Vincent Redrado (Digital Native Group) "Le bien-être, la santé, la maison et l'enfance sont propices à l'essor des DNVB"

Le fondateur du cabinet expert du modèle DtC analyse les évolutions et tendances du marché ainsi que le positionnement des marques françaises dans un monde post-pandémie.

JDN. Le panorama 2022 de Digital Native Group met en lumière la croissance des DNVB françaises. Quelles sont les verticales à fort potentiel de marché actuellement ?

Vincent Redrado, CEO de Digital Native Group. © Digital Native Group

Vincent Redrado. On constate une croissance globale de l'e-commerce et les DNVB qui représentent les marques de demain tirent naturellement profit de cette croissance. Les consommateurs sont par ailleurs en demande de nouveaux modes de consommation et les DNVB sont en mesure de répondre à ces attentes. On l'observe, les catégories bien-être, santé, maison et enfance notamment, constituent des tendances de marché fortes et propices à l'essor de marques sur ces verticales. Deux sous-catégories, la cosmétique à partir de CBD et le business lié aux plaisirs intimes, se révèlent aussi mais comptent encore peu d'acteurs. Les marques qui choisissent ces verticales sont animées par la volonté de briser les tabous sur ces sujets et de proposer de nouveaux usages.

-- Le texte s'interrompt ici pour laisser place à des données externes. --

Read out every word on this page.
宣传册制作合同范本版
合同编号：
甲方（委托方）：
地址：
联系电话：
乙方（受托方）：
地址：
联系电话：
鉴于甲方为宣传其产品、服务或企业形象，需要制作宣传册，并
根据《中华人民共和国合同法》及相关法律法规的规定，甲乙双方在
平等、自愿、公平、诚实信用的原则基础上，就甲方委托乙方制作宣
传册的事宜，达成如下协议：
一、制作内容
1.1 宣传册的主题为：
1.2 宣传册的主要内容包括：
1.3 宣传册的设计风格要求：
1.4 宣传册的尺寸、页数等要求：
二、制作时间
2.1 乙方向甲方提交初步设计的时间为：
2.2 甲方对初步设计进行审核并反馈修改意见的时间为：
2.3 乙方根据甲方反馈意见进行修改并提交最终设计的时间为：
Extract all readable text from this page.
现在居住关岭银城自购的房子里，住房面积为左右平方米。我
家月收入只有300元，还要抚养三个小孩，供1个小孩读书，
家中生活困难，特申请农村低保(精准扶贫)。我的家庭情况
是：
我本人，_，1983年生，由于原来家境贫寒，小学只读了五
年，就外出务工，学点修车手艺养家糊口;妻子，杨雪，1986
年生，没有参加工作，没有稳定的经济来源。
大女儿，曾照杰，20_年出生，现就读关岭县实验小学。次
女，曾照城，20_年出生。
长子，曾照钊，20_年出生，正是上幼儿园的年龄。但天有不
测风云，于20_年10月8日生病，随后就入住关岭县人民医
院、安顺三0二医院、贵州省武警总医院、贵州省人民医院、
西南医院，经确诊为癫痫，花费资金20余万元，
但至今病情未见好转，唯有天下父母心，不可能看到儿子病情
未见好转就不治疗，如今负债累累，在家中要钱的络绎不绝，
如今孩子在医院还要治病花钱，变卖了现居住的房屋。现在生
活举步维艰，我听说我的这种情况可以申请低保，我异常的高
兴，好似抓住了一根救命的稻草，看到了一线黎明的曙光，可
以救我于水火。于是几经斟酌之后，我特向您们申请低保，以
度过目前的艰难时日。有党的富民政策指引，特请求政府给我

Il faut également noter qu'il est de plus en plus difficile de créer une marque à succès qui enregistre beaucoup de volume, mais il est de plus en plus facile d'en créer une à partir de solutions dédiées aux DNVB comme Shopify par exemple.

Les acteurs traditionnels sont de plus en plus nombreux à créer leur propre marque. Comment les DNVB peuvent-elles continuer à se démarquer ?

On a souvent tendance à opposer les grands groupes aux DNVB alors que leurs approches peuvent être complémentaires. Chez Digital Native Group, nous nous sommes beaucoup intéressés aux clés de succès des DNVB. Celles-ci excellent sur des volets où les grands groupes sont à la peine, et inversement. Je pense notamment à l'agilité digitale des marques qui n'est pas innée chez les grands groupes. Or, le juste milieu se situe non pas du côté de la DNVB ou à travers la stratégie du grand groupe mais entre les deux. 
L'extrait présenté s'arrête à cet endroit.